All by all, not such a bad experience… for building a game. If you were to build anything serious though, you may lose a lot of time figuring out where Codex “misses the ball”. In the end, your job becomes debugging someone else’s code, in this case the code written by a machine, which may make very subtle mistakes no human would ever think of making. So it is unclear whether you would actually gain or lose time using an AI co-pilot.
That being said, I did manage to build the game of pong in little to no time, even though I had absolutely no experience with the pygame library. So for this toy example, of which there are a ton of implementations  on GitHub already, it did make me more productive.
Please note: these views are my own and do not necessarily reflect the views or opinions of my employer
- Disclaimer: these experiments were performed in early October 2021, by directly calling the OpenAI API on the
davinci-codexmodel in its default configuration. We did not have access to Microsoft's GitHub co-pilot tool which may have additional logic around this model or may use different hyper-parameter settings. The experiments may not be exactly reproducible, since changes might have occurred to the model in the mean time or because of potential randomness in the predictions. Finally, I have no affiliation with GitHub, Microsoft nor OpenAI, so here is my honest feedback.

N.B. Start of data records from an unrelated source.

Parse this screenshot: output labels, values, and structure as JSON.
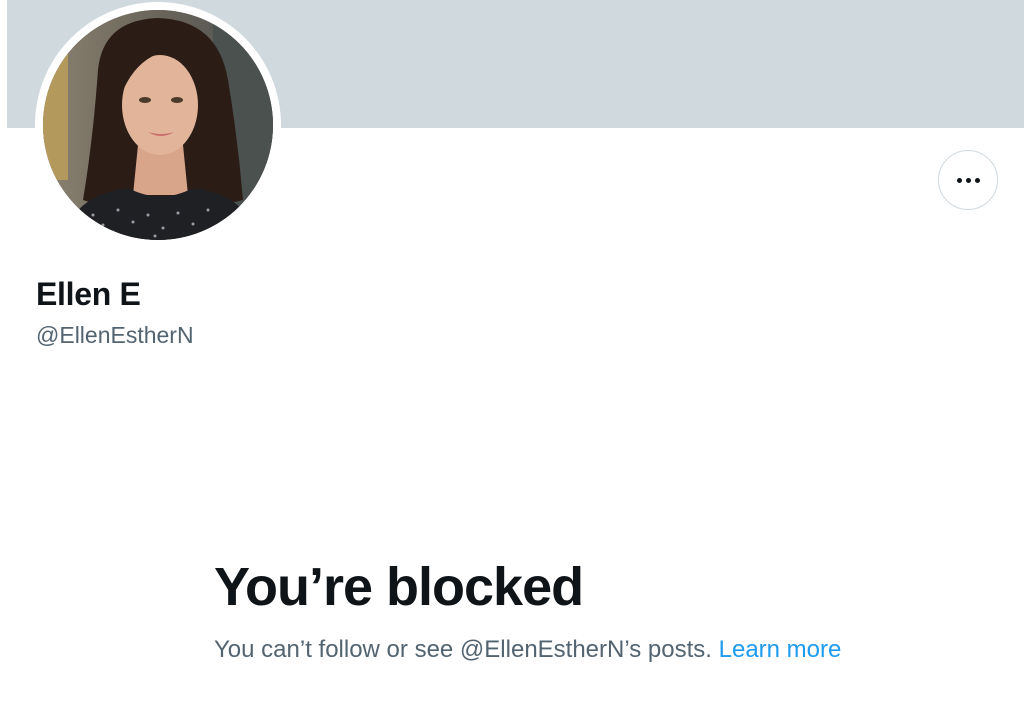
{
  "profile": {
    "display_name": "Ellen E",
    "handle": "@EllenEstherN",
    "avatar_alt": "profile photo"
  },
  "actions": {
    "more_icon": "more-horizontal-icon"
  },
  "blocked": {
    "title": "You’re blocked",
    "message": "You can’t follow or see @EllenEstherN’s posts.",
    "learn_more": "Learn more"
  },
  "colors": {
    "banner": "#cfd9de",
    "text_primary": "#0f1419",
    "text_secondary": "#536471",
    "link": "#1d9bf0"
  }
}
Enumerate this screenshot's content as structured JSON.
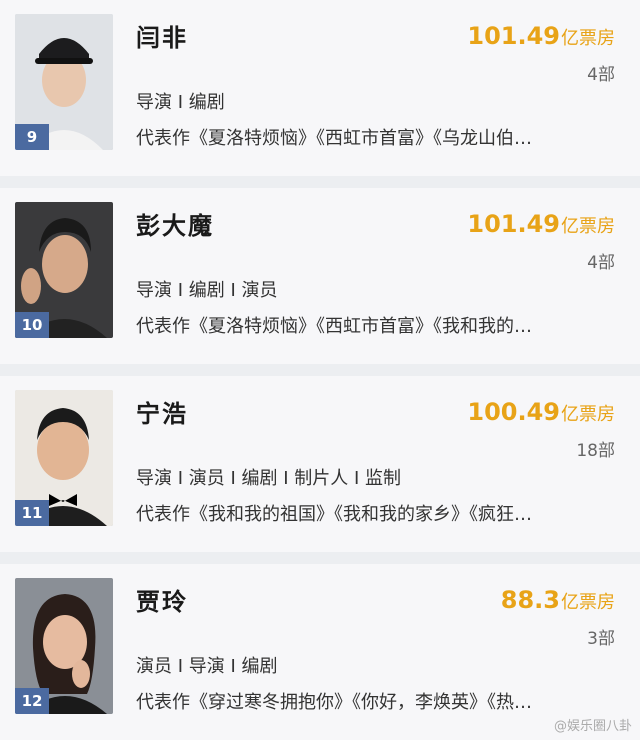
{
  "people": [
    {
      "rank": "9",
      "name": "闫非",
      "box_office": "101.49",
      "box_unit": "亿票房",
      "count": "4部",
      "roles": "导演 I 编剧",
      "works": "代表作《夏洛特烦恼》《西虹市首富》《乌龙山伯…"
    },
    {
      "rank": "10",
      "name": "彭大魔",
      "box_office": "101.49",
      "box_unit": "亿票房",
      "count": "4部",
      "roles": "导演 I 编剧 I 演员",
      "works": "代表作《夏洛特烦恼》《西虹市首富》《我和我的…"
    },
    {
      "rank": "11",
      "name": "宁浩",
      "box_office": "100.49",
      "box_unit": "亿票房",
      "count": "18部",
      "roles": "导演 I 演员 I 编剧 I 制片人 I 监制",
      "works": "代表作《我和我的祖国》《我和我的家乡》《疯狂…"
    },
    {
      "rank": "12",
      "name": "贾玲",
      "box_office": "88.3",
      "box_unit": "亿票房",
      "count": "3部",
      "roles": "演员 I 导演 I 编剧",
      "works": "代表作《穿过寒冬拥抱你》《你好，李焕英》《热…"
    }
  ],
  "watermark": "@娱乐圈八卦",
  "colors": {
    "accent": "#e8a317",
    "rank_badge": "#4b6aa0",
    "background": "#f7f7f9"
  }
}
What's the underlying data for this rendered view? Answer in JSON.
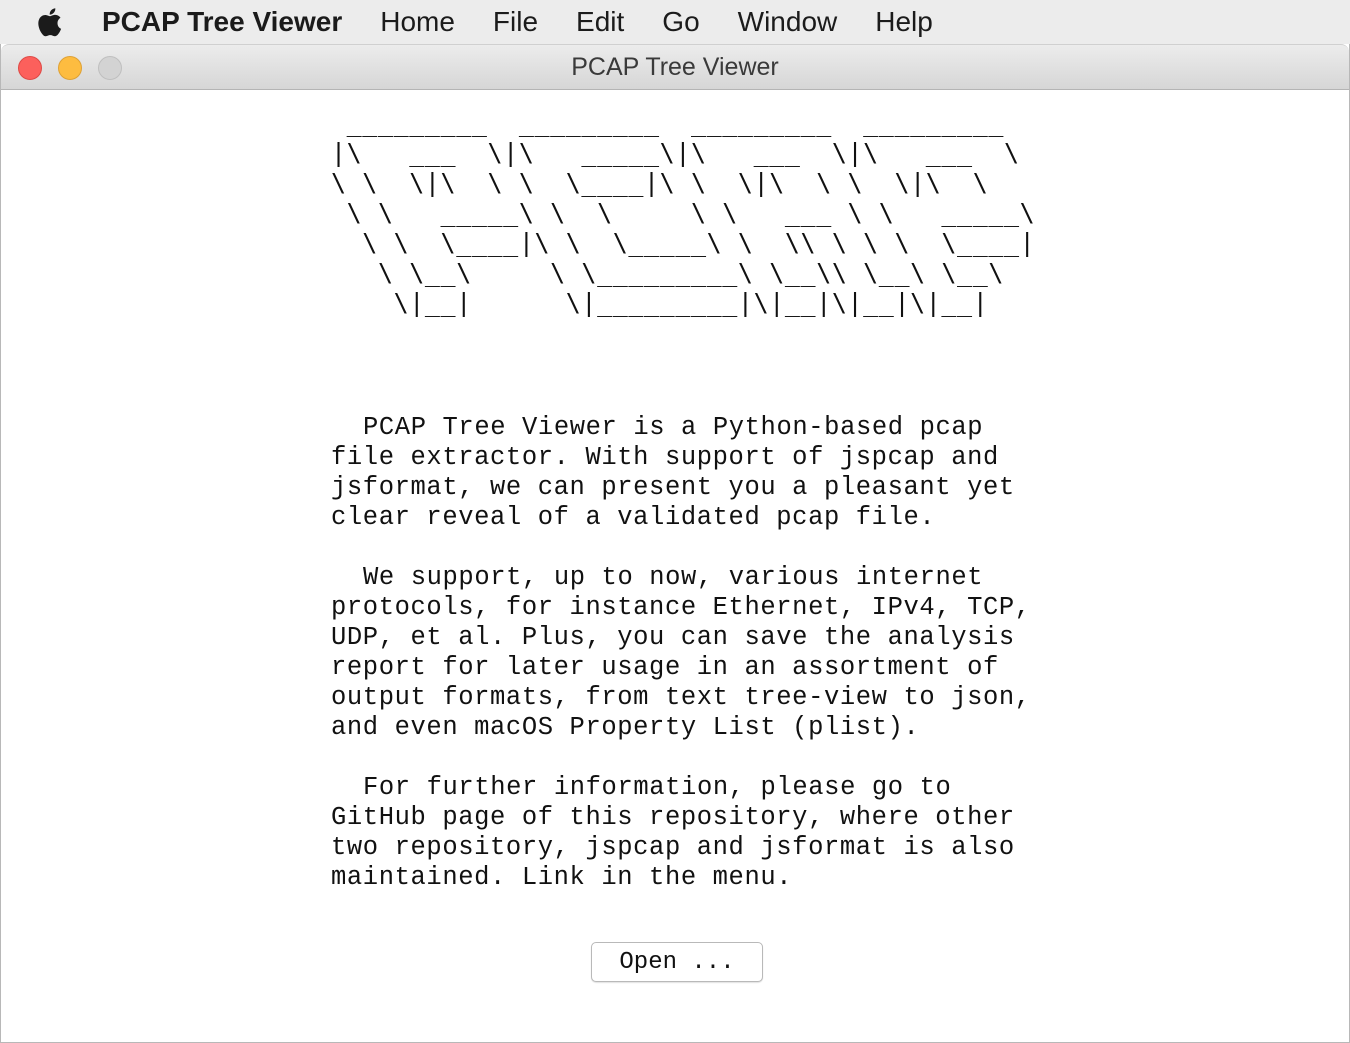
{
  "menubar": {
    "app_name": "PCAP Tree Viewer",
    "items": [
      "Home",
      "File",
      "Edit",
      "Go",
      "Window",
      "Help"
    ]
  },
  "window": {
    "title": "PCAP Tree Viewer",
    "logo_art": " _________  _________  _________  _________\n|\\   ___  \\|\\   _____\\|\\   ___  \\|\\   ___  \\\n\\ \\  \\|\\  \\ \\  \\____|\\ \\  \\|\\  \\ \\  \\|\\  \\\n \\ \\   _____\\ \\  \\     \\ \\   ___ \\ \\   _____\\\n  \\ \\  \\____|\\ \\  \\_____\\ \\  \\\\ \\ \\ \\  \\____|\n   \\ \\__\\     \\ \\_________\\ \\__\\\\ \\__\\ \\__\\\n    \\|__|      \\|_________|\\|__|\\|__|\\|__|",
    "paragraphs": [
      "PCAP Tree Viewer is a Python-based pcap\nfile extractor. With support of jspcap and\njsformat, we can present you a pleasant yet\nclear reveal of a validated pcap file.",
      "We support, up to now, various internet\nprotocols, for instance Ethernet, IPv4, TCP,\nUDP, et al. Plus, you can save the analysis\nreport for later usage in an assortment of\noutput formats, from text tree-view to json,\nand even macOS Property List (plist).",
      "For further information, please go to\nGitHub page of this repository, where other\ntwo repository, jspcap and jsformat is also\nmaintained. Link in the menu."
    ],
    "open_button_label": "Open ..."
  },
  "icons": {
    "apple": "apple-logo-icon",
    "close": "close-window-icon",
    "minimize": "minimize-window-icon",
    "zoom": "zoom-window-icon"
  },
  "colors": {
    "close": "#fc605c",
    "minimize": "#fdbc40",
    "zoom_disabled": "#d3d3d3",
    "menubar_bg": "#ececec"
  }
}
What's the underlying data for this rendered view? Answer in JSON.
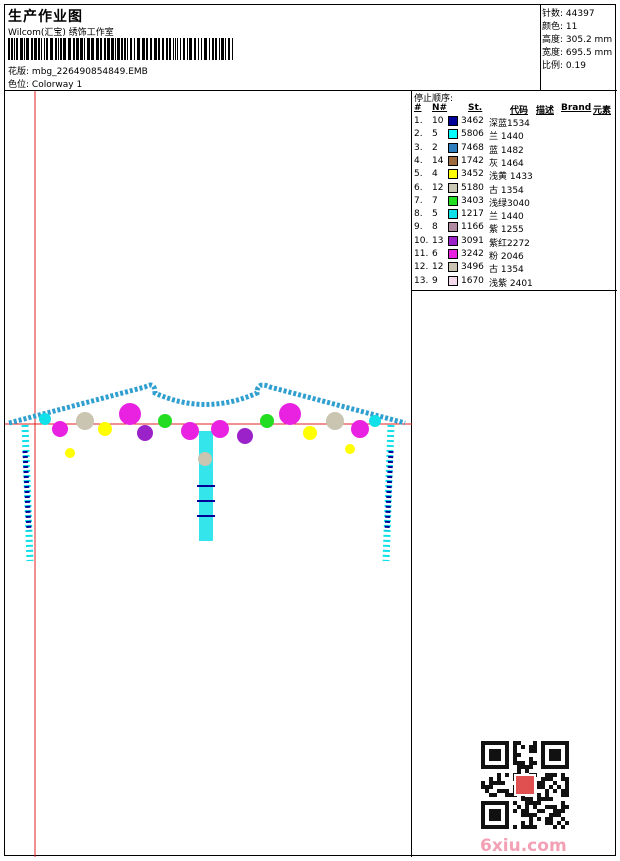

- New York Times headline — AI Can Now Write Its Own Computer Code. That’s good news for humans
- I’m using the term “memorizing” here, which should really be understood as “stochastic parroting” as coined in the controversial paper On the Dangers of Stochastic Parrots: Can Language Models Be Too Big, defined as “a way of haphazardly stitching together sequences of linguistic forms it has observed in its vast training data, according to probabilistic information about how they combine, but without any reference to meaning.”
- As an example: developers offering better solutions for collision detection using pygame: pong collision pygame or how do I detect collision in pygame
- In fact, the query
'pong pygame language:python'on GitHub results in 1105 repositories at the time of writing.